Choosing the best replacement for old amalgam fillings with severe occlusal attrition in an older patient depends on several factors, and there's no single "best" option in every case.
Here's a breakdown of each option considering the specific context:

A. Composite:


  • More aesthetically pleasing, conserves more tooth structure compared to crowns. Can be suitable for small to medium-sized restorations if sufficient tooth structure remains.


  • May wear faster than metal alternatives, especially with severe occlusal attrition. Might not be ideal for large restorations or teeth with significant structural compromise.

B. Amalgam:


  • Durable and wear-resistant, good choice for areas with high biting forces.
  • Less expensive than most other options.


  • Not as aesthetically pleasing as composite or porcelain.
  • Potential concerns about mercury content, though scientific evidence on its health risks in fillings is inconclusive.

C. Cast metal restorations:


  • Very durable and wear-resistant, excellent choice for teeth with severe occlusal attrition.
  • Can restore significant tooth structure loss.


  • Less aesthetically pleasing than composite or porcelain.
  • More expensive than composite or amalgam.
  • Requires more tooth preparation, potentially compromising tooth structure further.

D. Full crowns:


  • Provide maximum protection and support for heavily damaged teeth.
  • Highly durable and wear-resistant, ideal for long-term success.
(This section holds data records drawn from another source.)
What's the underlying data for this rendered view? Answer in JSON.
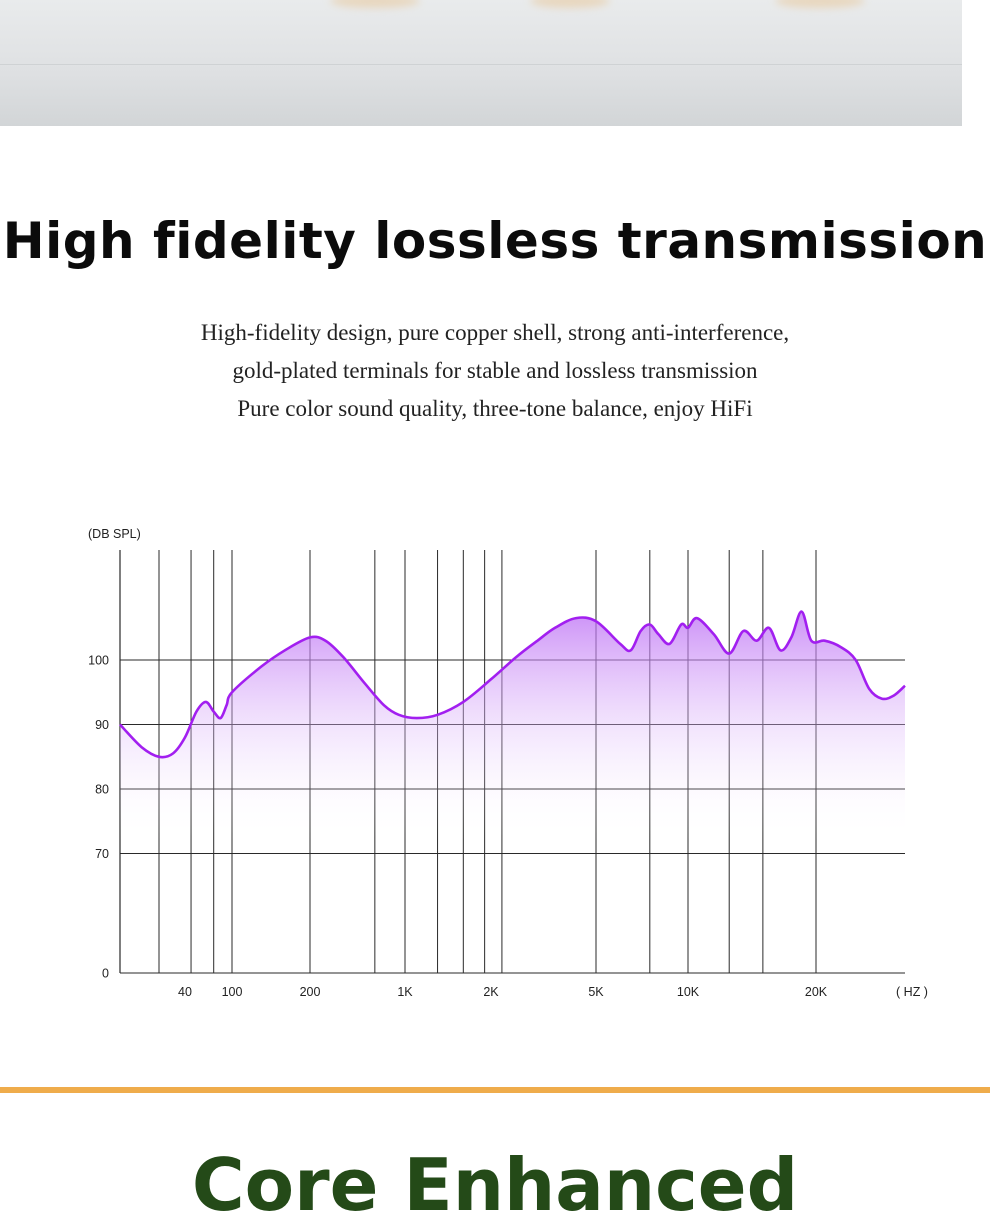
{
  "header_image": {
    "description_color": "#e0e2e4",
    "accent": "#e8c79a"
  },
  "section": {
    "title": "High fidelity lossless transmission",
    "lines": [
      "High-fidelity design, pure copper shell, strong anti-interference,",
      "gold-plated terminals for stable and lossless transmission",
      "Pure color sound quality, three-tone balance, enjoy HiFi"
    ]
  },
  "chart_data": {
    "type": "area",
    "title": "",
    "ylabel": "(DB SPL)",
    "xlabel": "( HZ )",
    "y_ticks": [
      {
        "label": "100",
        "value": 100
      },
      {
        "label": "90",
        "value": 90
      },
      {
        "label": "80",
        "value": 80
      },
      {
        "label": "70",
        "value": 70
      },
      {
        "label": "0",
        "value": 0
      }
    ],
    "x_ticks": [
      {
        "label": "40",
        "value": 40
      },
      {
        "label": "100",
        "value": 100
      },
      {
        "label": "200",
        "value": 200
      },
      {
        "label": "1K",
        "value": 1000
      },
      {
        "label": "2K",
        "value": 2000
      },
      {
        "label": "5K",
        "value": 5000
      },
      {
        "label": "10K",
        "value": 10000
      },
      {
        "label": "20K",
        "value": 20000
      }
    ],
    "x_gridlines": [
      30,
      45,
      70,
      100,
      200,
      600,
      1000,
      1300,
      1600,
      1900,
      2200,
      5000,
      7500,
      10000,
      12500,
      15000,
      20000
    ],
    "grid": true,
    "colors": {
      "line": "#a21ff0",
      "fill_top": "#bb6cf4",
      "fill_bottom": "#ffffff",
      "grid": "#2a2a2a"
    },
    "series": [
      {
        "points": [
          [
            20,
            90.0
          ],
          [
            25,
            86.5
          ],
          [
            30,
            85.0
          ],
          [
            35,
            85.5
          ],
          [
            40,
            88.0
          ],
          [
            50,
            92.0
          ],
          [
            60,
            93.5
          ],
          [
            70,
            92.0
          ],
          [
            80,
            91.0
          ],
          [
            90,
            93.0
          ],
          [
            100,
            95.0
          ],
          [
            130,
            99.0
          ],
          [
            160,
            101.5
          ],
          [
            200,
            103.5
          ],
          [
            260,
            103.0
          ],
          [
            350,
            100.5
          ],
          [
            500,
            96.5
          ],
          [
            700,
            93.0
          ],
          [
            900,
            91.5
          ],
          [
            1100,
            91.0
          ],
          [
            1300,
            91.5
          ],
          [
            1600,
            93.5
          ],
          [
            2000,
            97.0
          ],
          [
            2500,
            100.5
          ],
          [
            3000,
            103.0
          ],
          [
            3500,
            105.0
          ],
          [
            4200,
            106.5
          ],
          [
            5000,
            106.0
          ],
          [
            6000,
            102.5
          ],
          [
            6500,
            101.5
          ],
          [
            7000,
            104.5
          ],
          [
            7500,
            105.5
          ],
          [
            8000,
            104.0
          ],
          [
            8700,
            102.5
          ],
          [
            9500,
            105.5
          ],
          [
            10000,
            105.0
          ],
          [
            10500,
            106.5
          ],
          [
            11500,
            104.0
          ],
          [
            12500,
            101.0
          ],
          [
            13500,
            104.5
          ],
          [
            14500,
            103.0
          ],
          [
            15500,
            105.0
          ],
          [
            16500,
            101.5
          ],
          [
            17500,
            103.5
          ],
          [
            18500,
            107.5
          ],
          [
            19500,
            103.0
          ],
          [
            21000,
            103.0
          ],
          [
            23000,
            102.0
          ],
          [
            25000,
            100.0
          ],
          [
            27000,
            95.5
          ],
          [
            29000,
            94.0
          ],
          [
            31000,
            94.5
          ],
          [
            33000,
            96.0
          ]
        ]
      }
    ]
  },
  "next_section": {
    "title_fragment": "Core Enhanced"
  }
}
  • Most expensive option.
  • Requires removal of significant tooth structure.
  • Might not be necessary for every case, especially if sufficient tooth structure remains for other restoration options.

Thorough Evaluation:

Therefore, the best replacement for your patient depends on a thorough evaluation by their dentist, considering factors like:
  • Extent of tooth structure loss due to attrition: If significant, crowns or cast metal restorations might be needed for sufficient strength.
  • Bite forces: Teeth with high biting forces might benefit from the durability of metal options.
  • Patient's aesthetic preferences: If aesthetics are a concern, composite or porcelain restorations might be preferred.

Budgetary considerations:

Cost can be a factor, with amalgam being the most affordable, followed by composite, then cast metal and crowns being the most expensive.

Ultimately, the dentist will collaborate with the patient to determine the most appropriate and individualized treatment plan based on their specific needs and preferences.